The team’s goal is to develop effective software tools and methods for assessing the correctness and improve the performance of next generation HPC applications.
We propose to achieve scientific and technological advances in the following research directions:
Determining if a HPC program behaves as expected on any execution is challenging due to non-deterministic executions and imprecise analysis information at compile time. We plan to target codes using SPMD, data and task parallelism or hybrid parallelism (e.g. SPMD+OpenMP) in a combination of wide used programming models. We will target several classes of bugs: 1) data races; 2) deadlocks and 3) compliance with specifications. Our previous experience with code optimization using one-sided communication indicates that programmers very easily introduce races when starting to optimize for communication overlap. This is particularly pertinent since code modernization efforts to use MPI 3.0 one-sided communication primitives are underway.
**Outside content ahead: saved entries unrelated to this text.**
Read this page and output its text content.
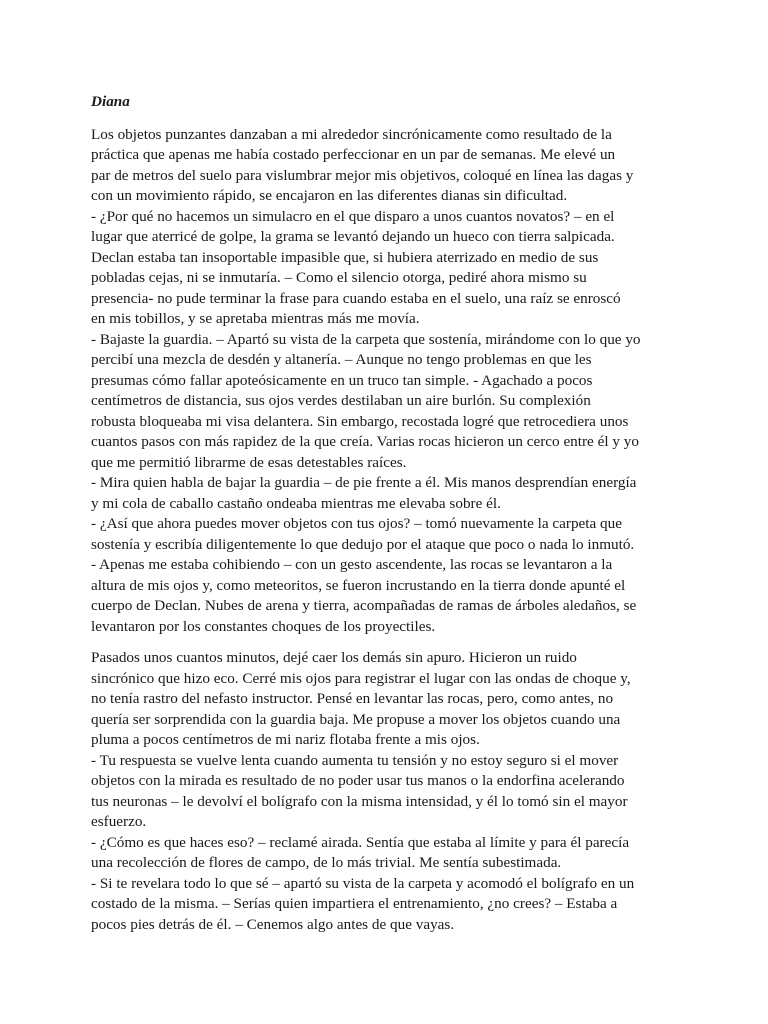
Diana
Los objetos punzantes danzaban a mi alrededor sincrónicamente como resultado de la
práctica que apenas me había costado perfeccionar en un par de semanas. Me elevé un
par de metros del suelo para vislumbrar mejor mis objetivos, coloqué en línea las dagas y
con un movimiento rápido, se encajaron en las diferentes dianas sin dificultad.
- ¿Por qué no hacemos un simulacro en el que disparo a unos cuantos novatos? – en el
lugar que aterricé de golpe, la grama se levantó dejando un hueco con tierra salpicada.
Declan estaba tan insoportable impasible que, si hubiera aterrizado en medio de sus
pobladas cejas, ni se inmutaría. – Como el silencio otorga, pediré ahora mismo su
presencia- no pude terminar la frase para cuando estaba en el suelo, una raíz se enroscó
en mis tobillos, y se apretaba mientras más me movía.
- Bajaste la guardia. – Apartó su vista de la carpeta que sostenía, mirándome con lo que yo
percibí una mezcla de desdén y altanería. – Aunque no tengo problemas en que les
presumas cómo fallar apoteósicamente en un truco tan simple. - Agachado a pocos
centímetros de distancia, sus ojos verdes destilaban un aire burlón. Su complexión
robusta bloqueaba mi visa delantera. Sin embargo, recostada logré que retrocediera unos
cuantos pasos con más rapidez de la que creía. Varias rocas hicieron un cerco entre él y yo
que me permitió librarme de esas detestables raíces.
- Mira quien habla de bajar la guardia – de pie frente a él. Mis manos desprendían energía
y mi cola de caballo castaño ondeaba mientras me elevaba sobre él.
- ¿Así que ahora puedes mover objetos con tus ojos? – tomó nuevamente la carpeta que
sostenía y escribía diligentemente lo que dedujo por el ataque que poco o nada lo inmutó.
- Apenas me estaba cohibiendo – con un gesto ascendente, las rocas se levantaron a la
altura de mis ojos y, como meteoritos, se fueron incrustando en la tierra donde apunté el
cuerpo de Declan. Nubes de arena y tierra, acompañadas de ramas de árboles aledaños, se
levantaron por los constantes choques de los proyectiles.
Pasados unos cuantos minutos, dejé caer los demás sin apuro. Hicieron un ruido
sincrónico que hizo eco. Cerré mis ojos para registrar el lugar con las ondas de choque y,
no tenía rastro del nefasto instructor. Pensé en levantar las rocas, pero, como antes, no
quería ser sorprendida con la guardia baja. Me propuse a mover los objetos cuando una
pluma a pocos centímetros de mi nariz flotaba frente a mis ojos.
- Tu respuesta se vuelve lenta cuando aumenta tu tensión y no estoy seguro si el mover
objetos con la mirada es resultado de no poder usar tus manos o la endorfina acelerando
tus neuronas – le devolví el bolígrafo con la misma intensidad, y él lo tomó sin el mayor
esfuerzo.
- ¿Cómo es que haces eso? – reclamé airada. Sentía que estaba al límite y para él parecía
una recolección de flores de campo, de lo más trivial. Me sentía subestimada.
- Si te revelara todo lo que sé – apartó su vista de la carpeta y acomodó el bolígrafo en un
costado de la misma. – Serías quien impartiera el entrenamiento, ¿no crees? – Estaba a
pocos pies detrás de él. – Cenemos algo antes de que vayas.
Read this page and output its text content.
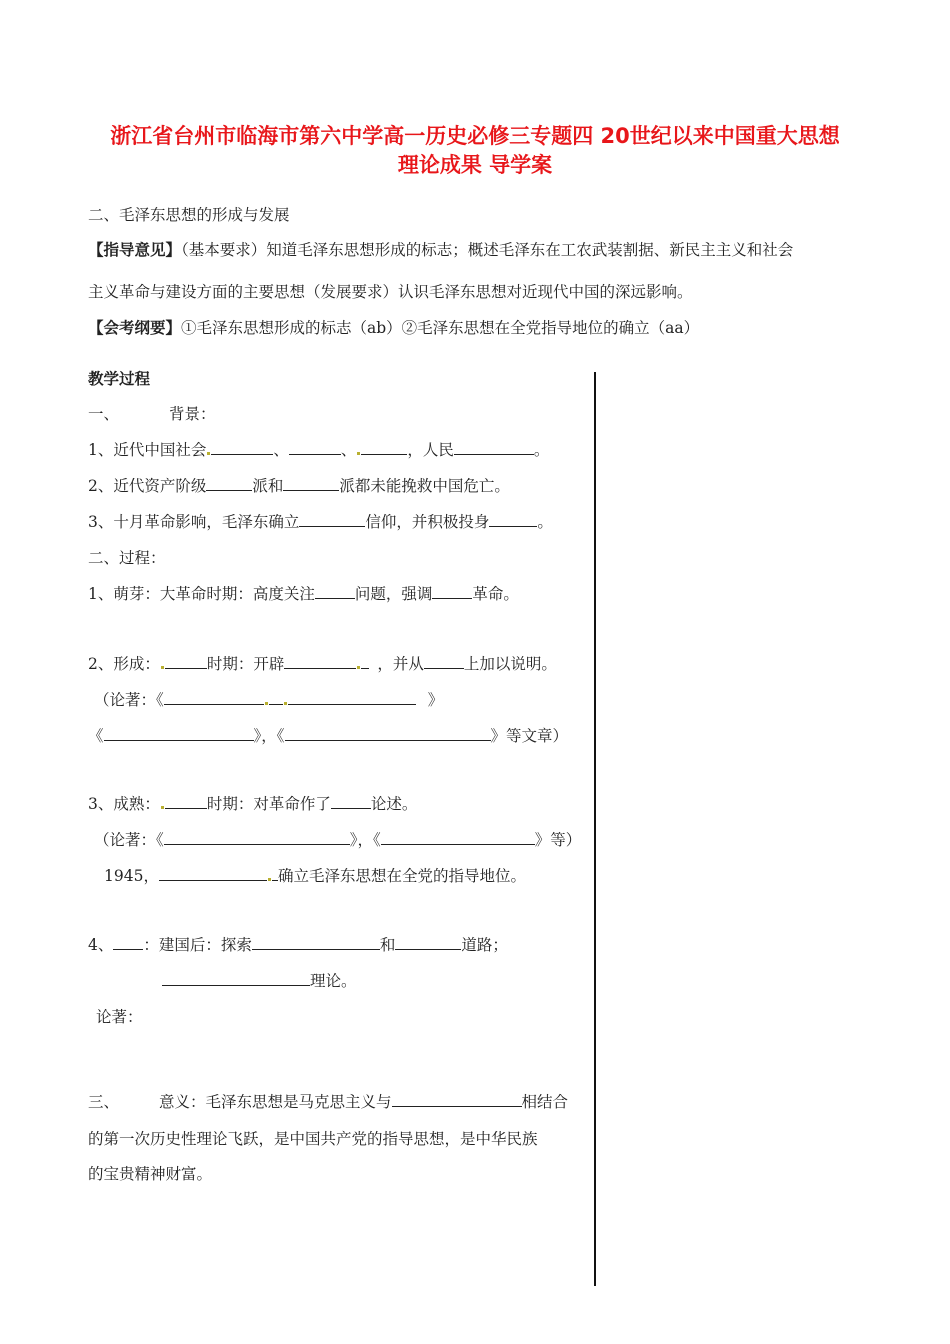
浙江省台州市临海市第六中学高一历史必修三专题四 20世纪以来中国重大思想
理论成果 导学案
二、毛泽东思想的形成与发展
【指导意见】（基本要求）知道毛泽东思想形成的标志；概述毛泽东在工农武装割据、新民主主义和社会
主义革命与建设方面的主要思想（发展要求）认识毛泽东思想对近现代中国的深远影响。
【会考纲要】①毛泽东思想形成的标志（ab）②毛泽东思想在全党指导地位的确立（aa）
教学过程
一、	背景：
1、近代中国社会	、	、	，人民	。
2、近代资产阶级	派和	派都未能挽救中国危亡。
3、十月革命影响，毛泽东确立	信仰，并积极投身	。
二、过程：
1、萌芽：大革命时期：高度关注	问题，强调	革命。
2、形成：	时期：开辟	，并从	上加以说明。
（论著：《	》
《	》，《	》等文章）
3、成熟：	时期：对革命作了	论述。
（论著：《	》，《	》等）
1945，	确立毛泽东思想在全党的指导地位。
4、 ：建国后：探索	和	道路；
理论。
论著：
三、	意义：毛泽东思想是马克思主义与	相结合
的第一次历史性理论飞跃，是中国共产党的指导思想，是中华民族
的宝贵精神财富。
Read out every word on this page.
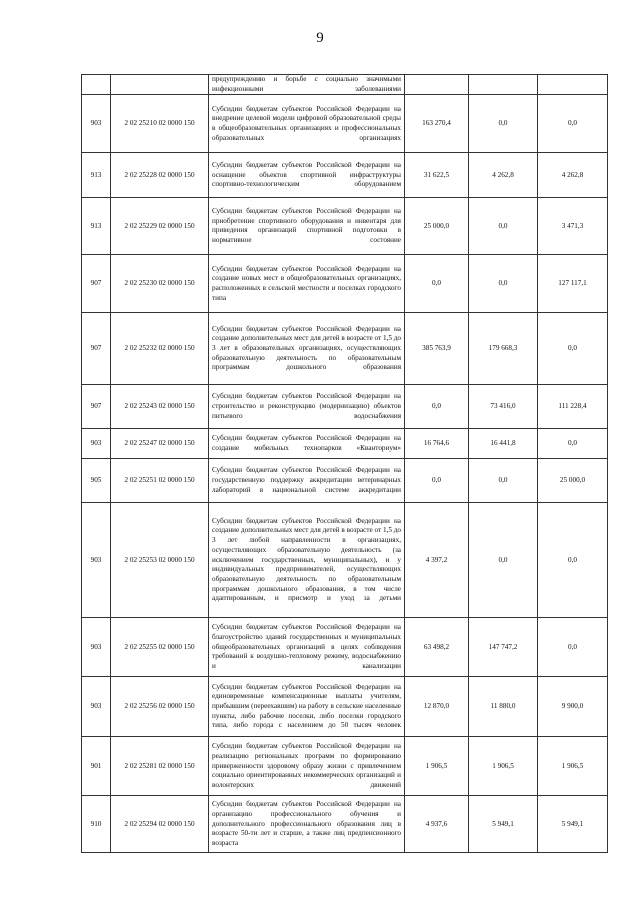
9
		предупреждению и борьбе с социально значимыми инфекционными заболеваниями			
903	2 02 25210 02 0000 150	Субсидии бюджетам субъектов Российской Федерации на внедрение целевой модели цифровой образовательной среды в общеобразовательных организациях и профессиональных образовательных организациях	163 270,4	0,0	0,0
913	2 02 25228 02 0000 150	Субсидии бюджетам субъектов Российской Федерации на оснащение объектов спортивной инфраструктуры спортивно-технологическим оборудованием	31 622,5	4 262,8	4 262,8
913	2 02 25229 02 0000 150	Субсидии бюджетам субъектов Российской Федерации на приобретение спортивного оборудования и инвентаря для приведения организаций спортивной подготовки в нормативное состояние	25 000,0	0,0	3 471,3
907	2 02 25230 02 0000 150	Субсидии бюджетам субъектов Российской Федерации на создание новых мест в общеобразовательных организациях, расположенных в сельской местности и поселках городского типа	0,0	0,0	127 117,1
907	2 02 25232 02 0000 150	Субсидии бюджетам субъектов Российской Федерации на создание дополнительных мест для детей в возрасте от 1,5 до 3 лет в образовательных организациях, осуществляющих образовательную деятельность по образовательным программам дошкольного образования	385 763,9	179 668,3	0,0
907	2 02 25243 02 0000 150	Субсидии бюджетам субъектов Российской Федерации на строительство и реконструкцию (модернизацию) объектов питьевого водоснабжения	0,0	73 416,0	111 228,4
903	2 02 25247 02 0000 150	Субсидии бюджетам субъектов Российской Федерации на создание мобильных технопарков «Кванториум»	16 764,6	16 441,8	0,0
905	2 02 25251 02 0000 150	Субсидии бюджетам субъектов Российской Федерации на государственную поддержку аккредитации ветеринарных лабораторий в национальной системе аккредитации	0,0	0,0	25 000,0
903	2 02 25253 02 0000 150	Субсидии бюджетам субъектов Российской Федерации на создание дополнительных мест для детей в возрасте от 1,5 до 3 лет любой направленности в организациях, осуществляющих образовательную деятельность (за исключением государственных, муниципальных), и у индивидуальных предпринимателей, осуществляющих образовательную деятельность по образовательным программам дошкольного образования, в том числе адаптированным, и присмотр и уход за детьми	4 397,2	0,0	0,0
903	2 02 25255 02 0000 150	Субсидии бюджетам субъектов Российской Федерации на благоустройство зданий государственных и муниципальных общеобразовательных организаций в целях соблюдения требований к воздушно-тепловому режиму, водоснабжению и канализации	63 498,2	147 747,2	0,0
903	2 02 25256 02 0000 150	Субсидии бюджетам субъектов Российской Федерации на единовременные компенсационные выплаты учителям, прибывшим (переехавшим) на работу в сельские населенные пункты, либо рабочие поселки, либо поселки городского типа, либо города с населением до 50 тысяч человек	12 870,0	11 880,0	9 900,0
901	2 02 25281 02 0000 150	Субсидии бюджетам субъектов Российской Федерации на реализацию региональных программ по формированию приверженности здоровому образу жизни с привлечением социально ориентированных некоммерческих организаций и волонтерских движений	1 906,5	1 906,5	1 906,5
910	2 02 25294 02 0000 150	Субсидии бюджетам субъектов Российской Федерации на организацию профессионального обучения и дополнительного профессионального образования лиц в возрасте 50-ти лет и старше, а также лиц предпенсионного возраста	4 937,6	5 949,1	5 949,1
Our previous experience with runtime interoperability, resource managers or performing synchronization in hybrid mod- els, indicates that deadlock is a common occurrence, especially at very large scale. Our previous experience with hybrid MPI+OpenMP codes showed many examples where the runtime API specification was violated due to concurrency bugs.
Communication optimizations are important for end-to-end application scalability. Currently, several efforts explore new APIs to provide non-blocking split-phase communication and synchronization. Examples include MPI 3 RMA and the non-blocking collectives proposal. Yet, these APIs are still in design stage and not deployed in applications. The first thrust of our optimization work will dynamically replace communication and synchronization patterns in applications with their non-blocking counterparts, maximize overlap and replace expensive synchronization with simpler patterns (aka collective to point-to-point). These optimizations will provide both performance improvements and a vehicle for easy prototyping of algorithms and runtime APIs. The second thrust of our effort will attempt to perform cross-module optimizations in applications. The insight is that applications are increasingly modular and compose multiple third party libraries, solvers or runtime, e.g. MPI and OpenMP. Today, very little support for cross layer transformations exists and no optimizations are performed. Our goal is to start providing a toolkit to enable cross runtime optimizations, the equivalent of compiling the MPI, OpenMP stacks together with the application and performing inter-procedural optimizations. Based on our preliminary experiences, such methodology has a lot of potential for performance improvements due to optimizations not attainable by any human.
The framework developed during this project will provide mechanisms to aid developers with reasoning about correctness and profitability. Our dynamic analyses will analyze traces of test executions to discover potential communication and synchronization optimizations. The framework will then present the opportunities of optimizations along with possible transformations to the developers in an understandable way for manual verification.